Mes réglage

Publié le 10 février 2023 à 09:09

Pour commencer, je prends mes photos en RAW : La plus part des gens utilisent le format JPG qui est une « compression » du fichier d’origine paramétrée avec les valeurs de réglages de l’appareil photo.

Ces valeurs, d’ouverture, de sensibilité, … sont donc appliquées à l’image pour créer un fichier image lisible : le système calcul en général des valeurs moyennes de luminosité et de couleur ne pouvant pas afficher l’ensemble de la plage colorimétrique de ce qui est vu dans l’objectif.

L’avantage du fichier RAW c’est qu’il enregistre toute cette plage colorimétrique, les détails dans les clairs et dans les sombres que l’on peut révéler avec un logiciel adapté à cet effet.

 

Chaque marque utilise une extension de fichier spécifique (voir ci-dessous).
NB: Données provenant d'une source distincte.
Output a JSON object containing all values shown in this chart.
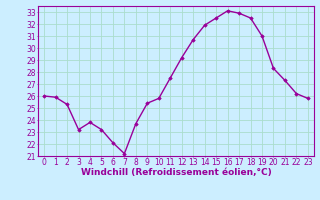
{
  "x": [
    0,
    1,
    2,
    3,
    4,
    5,
    6,
    7,
    8,
    9,
    10,
    11,
    12,
    13,
    14,
    15,
    16,
    17,
    18,
    19,
    20,
    21,
    22,
    23
  ],
  "y": [
    26.0,
    25.9,
    25.3,
    23.2,
    23.8,
    23.2,
    22.1,
    21.2,
    23.7,
    25.4,
    25.8,
    27.5,
    29.2,
    30.7,
    31.9,
    32.5,
    33.1,
    32.9,
    32.5,
    31.0,
    28.3,
    27.3,
    26.2,
    25.8
  ],
  "xlim": [
    -0.5,
    23.5
  ],
  "ylim": [
    21,
    33.5
  ],
  "yticks": [
    21,
    22,
    23,
    24,
    25,
    26,
    27,
    28,
    29,
    30,
    31,
    32,
    33
  ],
  "xticks": [
    0,
    1,
    2,
    3,
    4,
    5,
    6,
    7,
    8,
    9,
    10,
    11,
    12,
    13,
    14,
    15,
    16,
    17,
    18,
    19,
    20,
    21,
    22,
    23
  ],
  "line_color": "#990099",
  "marker": "D",
  "marker_size": 1.8,
  "bg_color": "#cceeff",
  "grid_color": "#aaddcc",
  "xlabel": "Windchill (Refroidissement éolien,°C)",
  "xlabel_color": "#990099",
  "tick_color": "#990099",
  "axis_label_fontsize": 6.5,
  "tick_fontsize": 5.5,
  "line_width": 1.0,
  "spine_color": "#990099"
}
Mais le résultat est le même. Hasselblad.3fr , Canon.cr2 , Nikon.nef , Fuji.raf , Sony.arw , Kodak.kdc , Olympus.orf , Panasonic.rw2 , Minolta.mrw , Sigma.x3f , Pentax.ptx .pef , Samsung.srw, ...

Pour développer un fichier RAW, il faut utiliser soit le logiciel fournit avec l’appareil photo mais qui ne traitera que ses fichiers dédiés et pas forcément comme on le souhaiterait.

La meilleure des solutions est de se procurer un logiciel gérant les fichiers RAW de toutes provenances comme RAW THERAPEE qui est gratuit ou adobe LIGHTROOM, payant mais terriblement efficace.

A partir de cet instant, on parle de développement photo en considérant qu’un fichier RAW correspond au négatif en comparaison de l’argentique.

Cela permet de faire ressortir toute la plage dynamique d’une image. Pour donner un ordre d’idée sans entrer dans les détails : Contrairement au format JPEG qui limite la plage dynamique du capteur avec encodage sur 8 bits/couleur (soit 256 niveaux de gris), le format RAW utilise la plupart du temps un encodage sur 12 (4 096 niveaux de gris) ou 14 bits (soit 16 384 niveaux de gris).

(voir le chapitre "Traitement de l'image" sur le sujet avec des exemples en images)

 

Deuxième astuce que j’utilise, c’est de désolidariser la fonction de mise au point du bouton de déclenchement. (impossible sur certains appareils)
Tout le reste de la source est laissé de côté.